Companies must look not only at how efficiently they are consuming electricity, but also the sources of electricity that they are choosing.
— Greenpeace. Read the full report
I’ve reached a critical crossroads in my thesis work: the point at which this process blog, my final documentation (process book), and work on the Canary project are nearly parallel. I have three weeks left to finish multiple deliverables and time management now trumps any and all decisions. As a result, this will be the second to last entry of my thesis blog. My final entry will be a link to the live stream of our final presentations on May 12th.
For the remaining time, I will be preparing:
Thesis Exhibition - Immediately following our presentations at the SVA Theatre, we have a reception and exhibtion of our thesis work back at our studio. I outlined a sketch for the setup and talked takeaways with my cousin Sara who will be helping me out with design/production.
Over this past week, I’m up to three cups o’ coffee (sometimes four) and wireframing/prototyping the Canary app. With a little help from my classmates, I quickly learned two awesome rapid prototyping tools for the iPhone: TAP and LiveView. Seriously, these are my new favorite applications. Using these new tools, I created some key screens, killed a few, modified others, and got ready for my a review with Mari Sheibley, lead design at Foursquare (thanks to Michael Yap for setting it up). The review went awesome and Mari gave me some super valuable feedback. Soon after, I met with Cooper to discuss our wireframes, stripping out features and complexity. After a solid weekend of work and a visit to the Brooklyn Botanic Garden, I shored my wireframes and prepped for final designs.
Before my review with Mari, I met with Liz to discuss the status and approach of my process book and takeaways for the thesis exhibition. I left the meeting feeling engerized and subsequently pulled an all nighter working on my process book.

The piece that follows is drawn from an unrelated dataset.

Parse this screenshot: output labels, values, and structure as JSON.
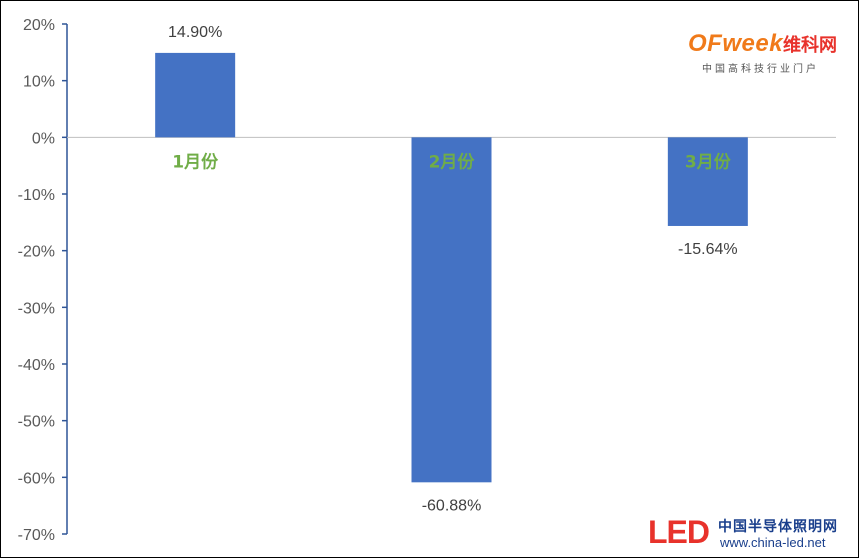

It felt great to check a few items off the deliverables list as well as work alongside a fellow IxD’ers late night in the studio.
The Coal Button site is now live. Just remember: behind every click, there’s a little lump of coal.
I’m testing out my assumptions for two potential features in my final product with the Carry Your Cloud prototype. For the last 5 days, I asked a few participants to either: carry around a physical representation of their tweets (I’ve been carrying around all my my Flickr photos) or carry a “wallet” with tweet coins to cash in each time they tweet. As users of cloud-based services, I want to know how aware we are of amassed data that we now store in our digital attics (aka tweets from 2 years ago, forgotten and in the cloud). I also want to test the concept of placing limits on an unlimited resource and understanding our digital activity as currency.
This week, I’ll be collecting the journals of participants, conducting exit interviews, and do some sythesizing with my proposed feature set.